How Does Context Matter? On the Robustness of Event Detection with Context-Selective Mask Generalization
Jian Liu | Yubo Chen | Kang Liu | Yantao Jia | Zhicheng Sheng
Findings of the Association for Computational Linguistics: EMNLP 2020

Event detection (ED) aims to identify and classify event triggers in texts, which is a crucial subtask of event extraction (EE). Despite many advances in ED, the existing studies are typically centered on improving the overall performance of an ED model, which rarely consider the robustness of an ED model. This paper aims to fill this research gap by stressing the importance of robustness modeling in ED models. We first pinpoint three stark cases demonstrating the brittleness of the existing ED models. After analyzing the underlying reason, we propose a new training mechanism, called context-selective mask generalization for ED, which can effectively mine context-specific patterns for learning and robustify an ED model. The experimental results have confirmed the effectiveness of our model regarding defending against adversarial attacks, exploring unseen predicates, and tackling ambiguity cases. Moreover, a deeper analysis suggests that our approach can learn a complementary predictive bias with most ED models that use full context for feature learning.


Neural Cross-Lingual Event Detection with Minimal Parallel Resources
Jian Liu | Yubo Chen | Kang Liu | Jun Zhao
Proceedings of the 2019 Conference on Empirical Methods in Natural Language Processing and the 9th International Joint Conference on Natural Language Processing (EMNLP-IJCNLP)
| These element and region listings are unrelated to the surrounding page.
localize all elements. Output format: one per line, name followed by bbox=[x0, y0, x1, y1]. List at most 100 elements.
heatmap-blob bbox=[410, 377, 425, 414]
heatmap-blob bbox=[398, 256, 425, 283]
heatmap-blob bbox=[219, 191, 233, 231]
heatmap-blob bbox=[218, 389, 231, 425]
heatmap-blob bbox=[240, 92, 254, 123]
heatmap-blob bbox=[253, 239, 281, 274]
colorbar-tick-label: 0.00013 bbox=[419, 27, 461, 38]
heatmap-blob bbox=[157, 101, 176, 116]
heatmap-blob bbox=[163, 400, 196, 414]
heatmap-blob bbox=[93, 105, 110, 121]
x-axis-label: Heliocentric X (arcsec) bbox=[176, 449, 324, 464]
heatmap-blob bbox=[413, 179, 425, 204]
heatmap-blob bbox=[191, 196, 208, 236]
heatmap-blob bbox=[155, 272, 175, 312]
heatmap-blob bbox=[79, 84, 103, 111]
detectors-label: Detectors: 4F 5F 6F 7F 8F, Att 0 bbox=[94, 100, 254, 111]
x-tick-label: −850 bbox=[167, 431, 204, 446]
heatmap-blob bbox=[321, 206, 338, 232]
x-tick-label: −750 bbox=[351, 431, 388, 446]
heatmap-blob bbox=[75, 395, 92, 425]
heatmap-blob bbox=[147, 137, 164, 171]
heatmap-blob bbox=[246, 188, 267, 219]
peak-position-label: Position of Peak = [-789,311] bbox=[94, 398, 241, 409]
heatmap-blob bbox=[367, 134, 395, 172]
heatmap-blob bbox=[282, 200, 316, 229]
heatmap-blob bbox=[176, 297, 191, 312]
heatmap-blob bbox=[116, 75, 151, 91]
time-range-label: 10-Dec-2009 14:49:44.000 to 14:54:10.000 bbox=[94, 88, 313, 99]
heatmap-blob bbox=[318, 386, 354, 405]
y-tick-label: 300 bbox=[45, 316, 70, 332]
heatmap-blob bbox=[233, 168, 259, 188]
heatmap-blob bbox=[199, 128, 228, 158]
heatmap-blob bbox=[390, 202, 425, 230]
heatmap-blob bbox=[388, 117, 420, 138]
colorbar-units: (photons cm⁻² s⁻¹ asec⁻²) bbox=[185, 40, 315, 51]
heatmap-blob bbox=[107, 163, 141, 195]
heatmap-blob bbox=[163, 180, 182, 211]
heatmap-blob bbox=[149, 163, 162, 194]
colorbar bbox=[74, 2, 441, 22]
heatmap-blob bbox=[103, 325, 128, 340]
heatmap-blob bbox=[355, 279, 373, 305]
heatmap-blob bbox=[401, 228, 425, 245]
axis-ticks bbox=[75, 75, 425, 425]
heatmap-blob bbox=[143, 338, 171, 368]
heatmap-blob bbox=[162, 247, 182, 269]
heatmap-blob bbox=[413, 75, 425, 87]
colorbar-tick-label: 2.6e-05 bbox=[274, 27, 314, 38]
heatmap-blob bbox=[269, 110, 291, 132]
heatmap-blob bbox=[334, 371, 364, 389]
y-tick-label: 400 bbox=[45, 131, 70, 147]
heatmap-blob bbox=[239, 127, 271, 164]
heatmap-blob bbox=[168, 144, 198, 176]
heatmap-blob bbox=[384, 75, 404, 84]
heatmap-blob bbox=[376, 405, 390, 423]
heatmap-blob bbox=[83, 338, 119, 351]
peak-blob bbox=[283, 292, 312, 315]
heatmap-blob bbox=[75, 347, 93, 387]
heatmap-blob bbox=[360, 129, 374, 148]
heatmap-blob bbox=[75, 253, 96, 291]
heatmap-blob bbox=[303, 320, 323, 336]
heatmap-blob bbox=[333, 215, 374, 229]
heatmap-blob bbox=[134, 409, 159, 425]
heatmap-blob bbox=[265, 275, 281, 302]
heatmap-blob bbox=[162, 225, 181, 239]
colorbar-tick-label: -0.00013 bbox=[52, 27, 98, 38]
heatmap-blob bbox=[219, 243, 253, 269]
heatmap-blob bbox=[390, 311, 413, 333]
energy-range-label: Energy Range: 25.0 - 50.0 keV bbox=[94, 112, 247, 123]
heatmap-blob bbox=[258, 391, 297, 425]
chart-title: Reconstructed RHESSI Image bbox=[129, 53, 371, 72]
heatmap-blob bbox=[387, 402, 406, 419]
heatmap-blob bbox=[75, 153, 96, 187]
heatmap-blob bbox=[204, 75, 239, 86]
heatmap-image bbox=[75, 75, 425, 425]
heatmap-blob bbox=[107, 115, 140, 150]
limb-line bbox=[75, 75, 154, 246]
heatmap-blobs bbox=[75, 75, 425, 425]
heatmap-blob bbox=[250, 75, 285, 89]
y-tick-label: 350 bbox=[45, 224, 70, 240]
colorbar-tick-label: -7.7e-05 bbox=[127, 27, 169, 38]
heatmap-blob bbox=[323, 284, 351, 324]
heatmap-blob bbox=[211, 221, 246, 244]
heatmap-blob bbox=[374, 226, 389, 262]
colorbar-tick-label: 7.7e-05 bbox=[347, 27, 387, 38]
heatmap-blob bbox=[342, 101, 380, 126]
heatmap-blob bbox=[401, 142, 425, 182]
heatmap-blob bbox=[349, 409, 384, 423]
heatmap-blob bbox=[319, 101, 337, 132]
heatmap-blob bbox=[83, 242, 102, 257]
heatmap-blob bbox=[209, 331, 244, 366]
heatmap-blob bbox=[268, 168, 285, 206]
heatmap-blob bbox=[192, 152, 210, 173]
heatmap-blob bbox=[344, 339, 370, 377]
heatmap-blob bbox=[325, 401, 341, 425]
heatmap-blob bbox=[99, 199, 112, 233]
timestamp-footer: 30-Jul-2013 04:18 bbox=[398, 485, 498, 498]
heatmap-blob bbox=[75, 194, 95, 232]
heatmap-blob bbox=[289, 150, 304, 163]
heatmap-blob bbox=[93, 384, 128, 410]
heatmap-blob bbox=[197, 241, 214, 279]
The scarcity in annotated data poses a great challenge for event detection (ED). Cross-lingual ED aims to tackle this challenge by transferring knowledge between different languages to boost performance. However, previous cross-lingual methods for ED demonstrated a heavy dependency on parallel resources, which might limit their applicability. In this paper, we propose a new method for cross-lingual ED, demonstrating a minimal dependency on parallel resources. Specifically, to construct a lexical mapping between different languages, we devise a context-dependent translation method; to treat the word order difference problem, we propose a shared syntactic order event detector for multilingual co-training. The efficiency of our method is studied through extensive experiments on two standard datasets. Empirical results indicate that our method is effective in 1) performing cross-lingual transfer concerning different directions and 2) tackling the extremely annotation-poor scenario.